Thursday, November 8, 2007

Where's the Good News?

Following up from my post the other day about controversial writing. I had another comment on the article.

In short, I criticized border guards because of some poor behaviour of a few. I received this comment:

I could go on forever about all the superb work my fellow officers and I do every day Heather, but that isn't quite the sensationalism you were striving for. So instead I'll just proudly put on my uniform and go to work Heather, and I hope I can stop the bad guy from getting in to your community tonight.


It falls into a common trap. If 99% of a group is doing good, how come it's the bad guys that get the headlines.

The short answer?

That's the way it works.

If we didn't publicize the bad behaviour of a few, then we'd very likely be accused of either hiding something, covering something up or having a strong bias. I kind of thought I was being just the slightest bit brave by criticizing a few people in an organization I think does a pretty good job. But just because I respect 99% of people in uniform, I'm not going to let the 1% go uncriticized.

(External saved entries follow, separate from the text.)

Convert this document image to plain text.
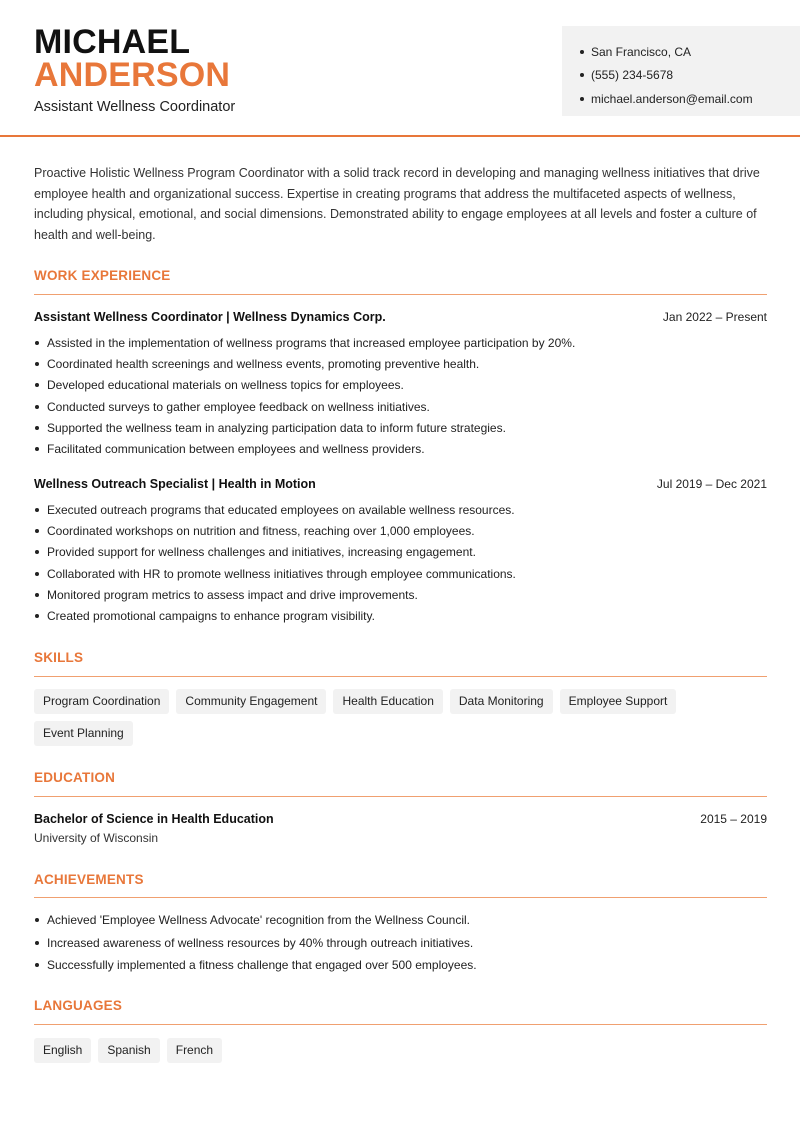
MICHAEL
ANDERSON
Assistant Wellness Coordinator
San Francisco, CA
(555) 234-5678
michael.anderson@email.com

Proactive Holistic Wellness Program Coordinator with a solid track record in developing and managing wellness initiatives that drive employee health and organizational success. Expertise in creating programs that address the multifaceted aspects of wellness, including physical, emotional, and social dimensions. Demonstrated ability to engage employees at all levels and foster a culture of health and well-being.

WORK EXPERIENCE
Assistant Wellness Coordinator | Wellness Dynamics Corp.	Jan 2022 – Present
Assisted in the implementation of wellness programs that increased employee participation by 20%.
Coordinated health screenings and wellness events, promoting preventive health.
Developed educational materials on wellness topics for employees.
Conducted surveys to gather employee feedback on wellness initiatives.
Supported the wellness team in analyzing participation data to inform future strategies.
Facilitated communication between employees and wellness providers.
Wellness Outreach Specialist | Health in Motion	Jul 2019 – Dec 2021
Executed outreach programs that educated employees on available wellness resources.
Coordinated workshops on nutrition and fitness, reaching over 1,000 employees.
Provided support for wellness challenges and initiatives, increasing engagement.
Collaborated with HR to promote wellness initiatives through employee communications.
Monitored program metrics to assess impact and drive improvements.
Created promotional campaigns to enhance program visibility.
SKILLS
Program Coordination	Community Engagement	Health Education	Data Monitoring	Employee Support
Event Planning
EDUCATION
Bachelor of Science in Health Education	2015 – 2019
University of Wisconsin
ACHIEVEMENTS
Achieved 'Employee Wellness Advocate' recognition from the Wellness Council.
Increased awareness of wellness resources by 40% through outreach initiatives.
Successfully implemented a fitness challenge that engaged over 500 employees.
LANGUAGES
English	Spanish	French
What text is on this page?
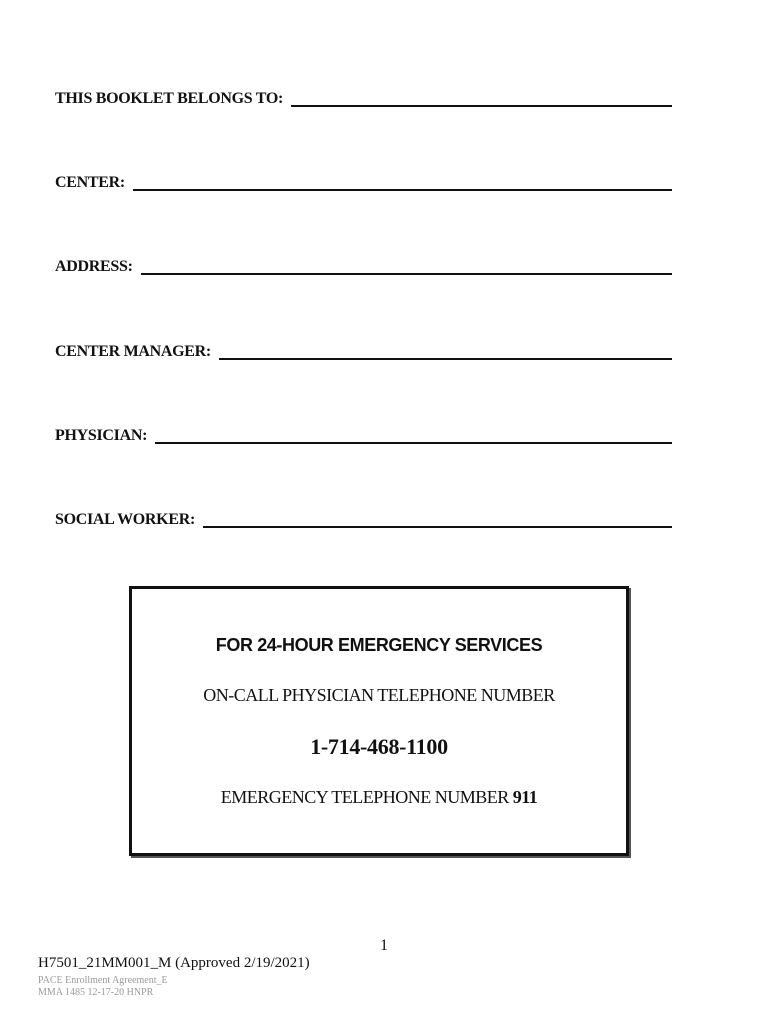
THIS BOOKLET BELONGS TO:
CENTER:
ADDRESS:
CENTER MANAGER:
PHYSICIAN:
SOCIAL WORKER:
FOR 24-HOUR EMERGENCY SERVICES
ON-CALL PHYSICIAN TELEPHONE NUMBER
1-714-468-1100
EMERGENCY TELEPHONE NUMBER 911
1
H7501_21MM001_M (Approved 2/19/2021)
PACE Enrollment Agreement_E
MMA 1485 12-17-20 HNPR
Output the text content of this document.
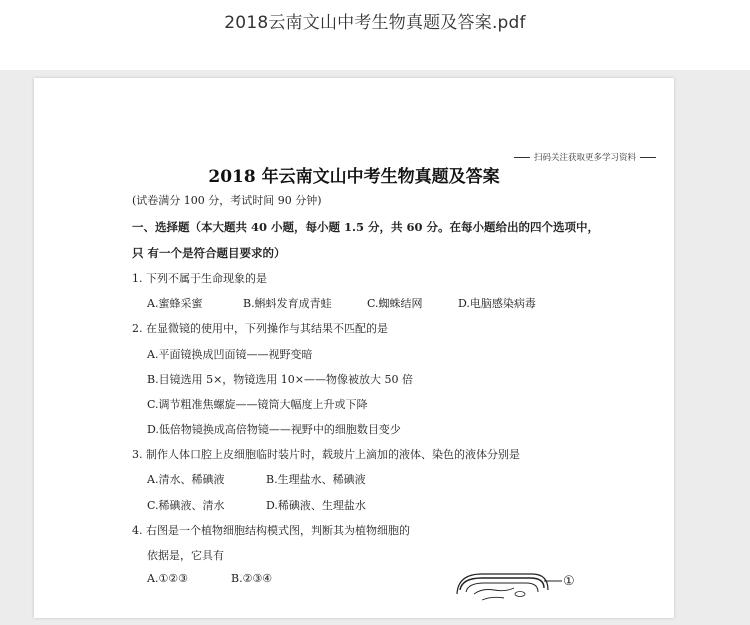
2018云南文山中考生物真题及答案.pdf
扫码关注获取更多学习资料
2018 年云南文山中考生物真题及答案
(试卷满分 100 分，考试时间 90 分钟)
一、选择题（本大题共 40 小题，每小题 1.5 分，共 60 分。在每小题给出的四个选项中，
只 有一个是符合题目要求的）
1. 下列不属于生命现象的是
A.蜜蜂采蜜	B.蝌蚪发育成青蛙	C.蜘蛛结网	D.电脑感染病毒
2. 在显微镜的使用中，下列操作与其结果不匹配的是
A.平面镜换成凹面镜——视野变暗
B.目镜选用 5×，物镜选用 10×——物像被放大 50 倍
C.调节粗准焦螺旋——镜筒大幅度上升或下降
D.低倍物镜换成高倍物镜——视野中的细胞数目变少
3. 制作人体口腔上皮细胞临时装片时，载玻片上滴加的液体、染色的液体分别是
A.清水、稀碘液	B.生理盐水、稀碘液
C.稀碘液、清水	D.稀碘液、生理盐水
4. 右图是一个植物细胞结构模式图，判断其为植物细胞的
依据是，它具有
A.①②③	B.②③④	①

However, when I criticize the 1% suddenly people assume I'm criticizing the 99%. No, that's not how it works.

Unfortunately, people like the commenter above don't come to news (MSM or not) looking for a headline that reads "Today Everyone Did Their Job and No One Got Hurt". It would be nice if that one popped up, but it never does.

Would an article about border guards doing a great job have made the news? Nope. Because editors and readers would assume a bias. Not every organization has every employee working at optimum status. The fact that you do your job is expected, not newsworthy.

When it comes to anyone in uniform, I admit my bias: I want to follow what they say. I want them to be the good guys. I want them to win.

And that's why it peeves me off when people within their own ranks disrespect their fellow workers. Yes, it does cast doubt on the group as a whole. Yes, I shone a light on that. I want them to pull their bootstraps up and kick the idiots out. Because I expect better.

But no, the good news that no police officers died today or no border guards were injured or no firefighter was killed... those things don't make the news. But they happen every day. And I'm glad.

2 comments:

Carolyn Erickson said...

"Today Everyone Did Their Job and No One Got Hurt".

I would LOVE to see that headline someday!

But I know what you mean. It isn't likely to happen. But it would kind of be news, wouldn't it? "Miracle of miracles folks! Nothing at all bad happened anywhere in the world today. We now cut to Geraldo Rivera for his report about... nothing!"

:)

Serenity Now! said...

Yes, it would be a good headline, I agree.